Akshaya Bhagavathula1, Jagdish Khubchandani2*, Elizabeth England-Kennedy3, Ayana Pai4, Sushil Sharma5

1 Department of Public Health, North Dakota State University, Fargo, ND, USA.

2 Department of Public Health Sciences, New Mexico State University, Las Cruces, NM, USA.

3 Department of Public Health Sciences, New Mexico State University, Las Cruces, NM, USA.

4 The Institute for Translational Sciences, University of Texas Medical Branch, Galveston, TX, USA.

5 College of Business, Texas A&M University Texarkana, Texarkana, TX, USA.

*Correspondence:

Abstract

Background: The COVID-19 pandemic caused profound socioeconomic disruption in addition to claiming millions of lives worldwide. Beyond the infection-related mortality, a chronic and morbid condition known as “Long-COVID” is now getting increasing attention. Scholars and clinicians around the world are still trying to ascertain which COVID-19 variants could be linked with Long-COVID mostly from clinic or healthcare facility-based studies.

Methods: We conducted a nationwide assessment in the U.S. using an Infodemiological analysis to explore COVID-19 variants potentially linked with Long-COVID. Long-COVID search-related data were collected from Google Trends from January 1st, 2020, to January 10th, 2023 (the peak phase of the pandemic in the U.S.). Variants prevalent in this period were analyzed in relation to the searches on Long-COVID.

Results: A total of 2.2 million x 107 online searches for Long-COVID were observed during the analytic period. The highest average searches recorded were during the Omicron variant surge followed by the surge of the Alpha variant. Given these findings and reports from clinical studies, Delta or Original/wild  variants are most likely associated with the occurrence of Long-COVID symptoms among the U.S population. 

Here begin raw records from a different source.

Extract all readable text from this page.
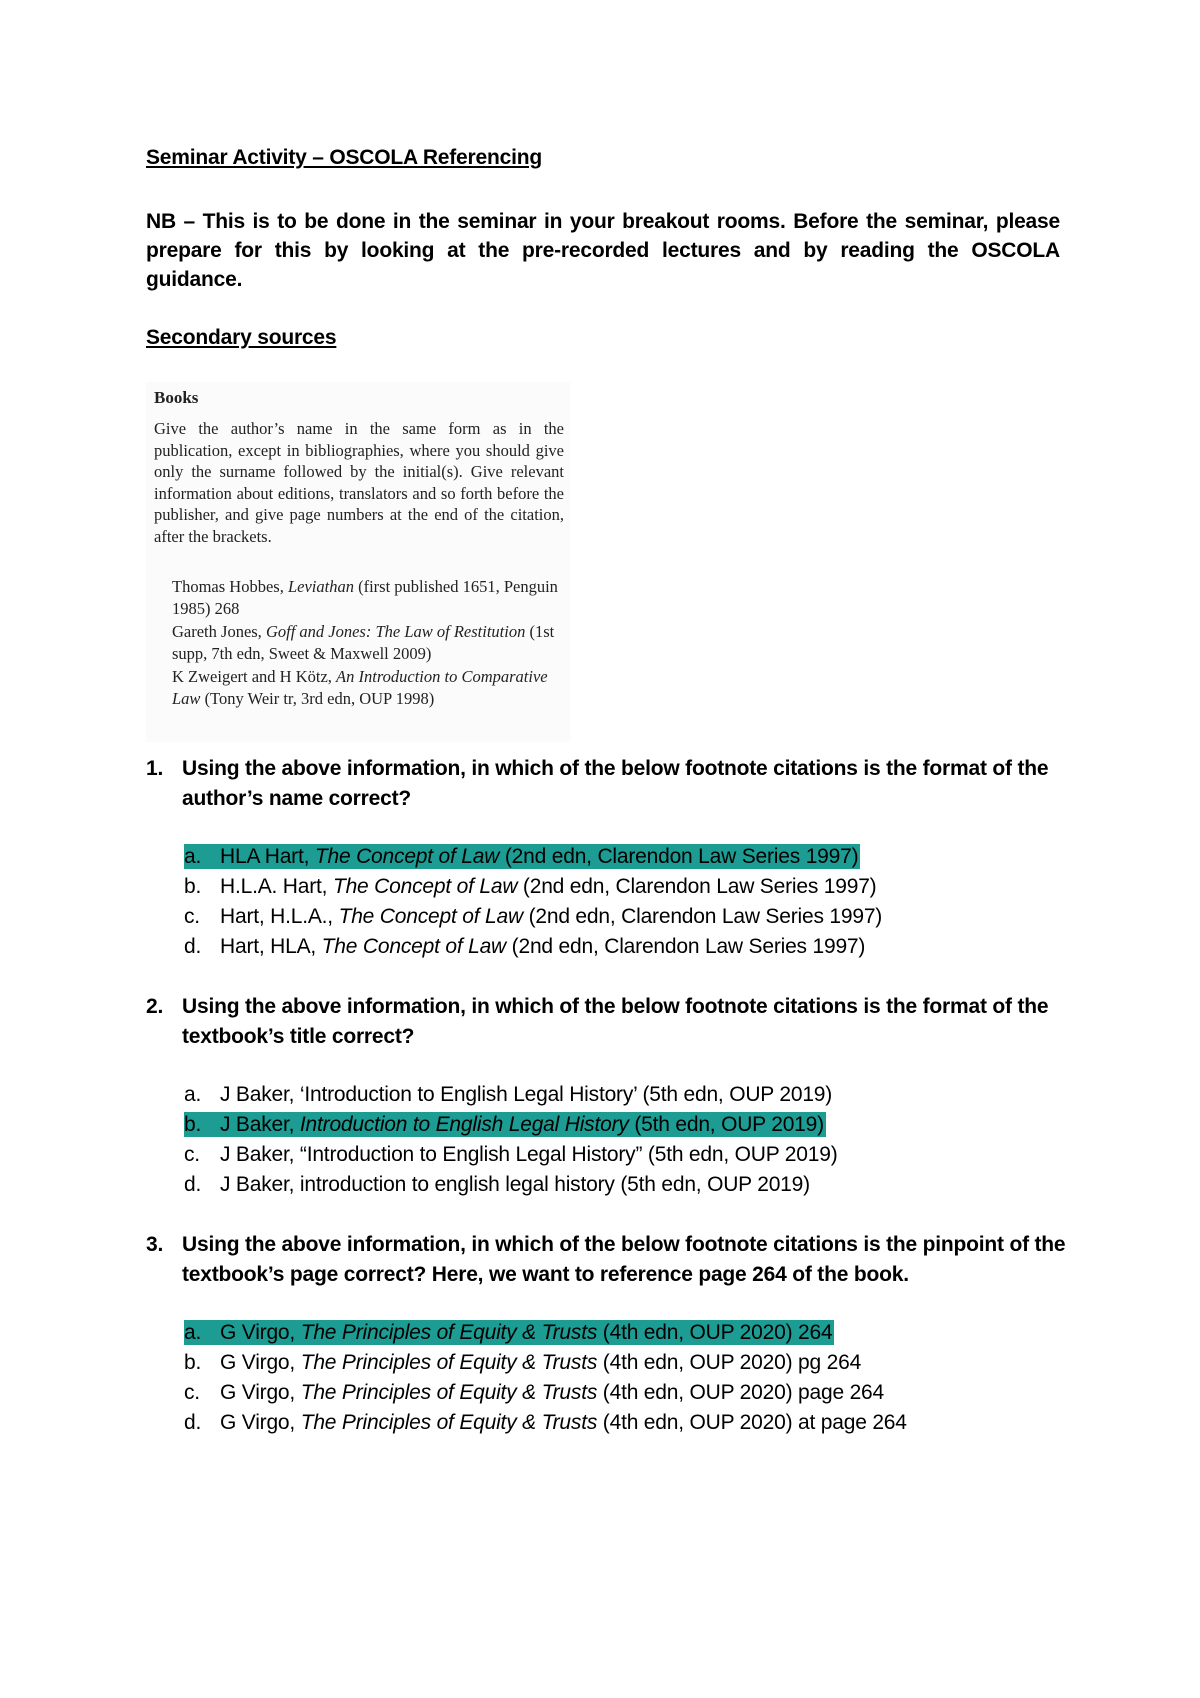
Seminar Activity – OSCOLA Referencing
NB – This is to be done in the seminar in your breakout rooms. Before the seminar, please prepare for this by looking at the pre-recorded lectures and by reading the OSCOLA guidance.
Secondary sources
Books
Give the author’s name in the same form as in the publication, except in bibliographies, where you should give only the surname followed by the initial(s). Give relevant information about editions, translators and so forth before the publisher, and give page numbers at the end of the citation, after the brackets.
Thomas Hobbes, Leviathan (first published 1651, Penguin 1985) 268
Gareth Jones, Goff and Jones: The Law of Restitution (1st supp, 7th edn, Sweet & Maxwell 2009)
K Zweigert and H Kötz, An Introduction to Comparative Law (Tony Weir tr, 3rd edn, OUP 1998)
1. Using the above information, in which of the below footnote citations is the format of the author’s name correct?
a. HLA Hart, The Concept of Law (2nd edn, Clarendon Law Series 1997)
b. H.L.A. Hart, The Concept of Law (2nd edn, Clarendon Law Series 1997)
c. Hart, H.L.A., The Concept of Law (2nd edn, Clarendon Law Series 1997)
d. Hart, HLA, The Concept of Law (2nd edn, Clarendon Law Series 1997)
2. Using the above information, in which of the below footnote citations is the format of the textbook’s title correct?
a. J Baker, ‘Introduction to English Legal History’ (5th edn, OUP 2019)
b. J Baker, Introduction to English Legal History (5th edn, OUP 2019)
c. J Baker, “Introduction to English Legal History” (5th edn, OUP 2019)
d. J Baker, introduction to english legal history (5th edn, OUP 2019)
3. Using the above information, in which of the below footnote citations is the pinpoint of the textbook’s page correct? Here, we want to reference page 264 of the book.
a. G Virgo, The Principles of Equity & Trusts (4th edn, OUP 2020) 264
b. G Virgo, The Principles of Equity & Trusts (4th edn, OUP 2020) pg 264
c. G Virgo, The Principles of Equity & Trusts (4th edn, OUP 2020) page 264
d. G Virgo, The Principles of Equity & Trusts (4th edn, OUP 2020) at page 264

Conclusions: Delta or original wild variants may have the highest tendency to cause Long-COVID symptoms in the general public. Additional population-based surveillance studies are needed to validate Infodemiology methods on Long-COVID prevalence and occurrence.

Keywords: Long-COVID, surveillance, infodemiology, information seeking behavior, search engines

Introduction

In December 2019, the first case of pneumonia-like symptoms caused by the novel coronavirus SARS-CoV-2 (subsequently termed COVID-19) was detected in China. By March 2020, more than 100,000 cases and 4000 deaths in more than 100 countries had been observed and the World Health Organization (WHO) officially declared the COVID-19 outbreak as a pandemic [1-4]. By the end of 2024, COVID-19 infections claimed more than a million lives in the U.S. and more than 7 million lives worldwide.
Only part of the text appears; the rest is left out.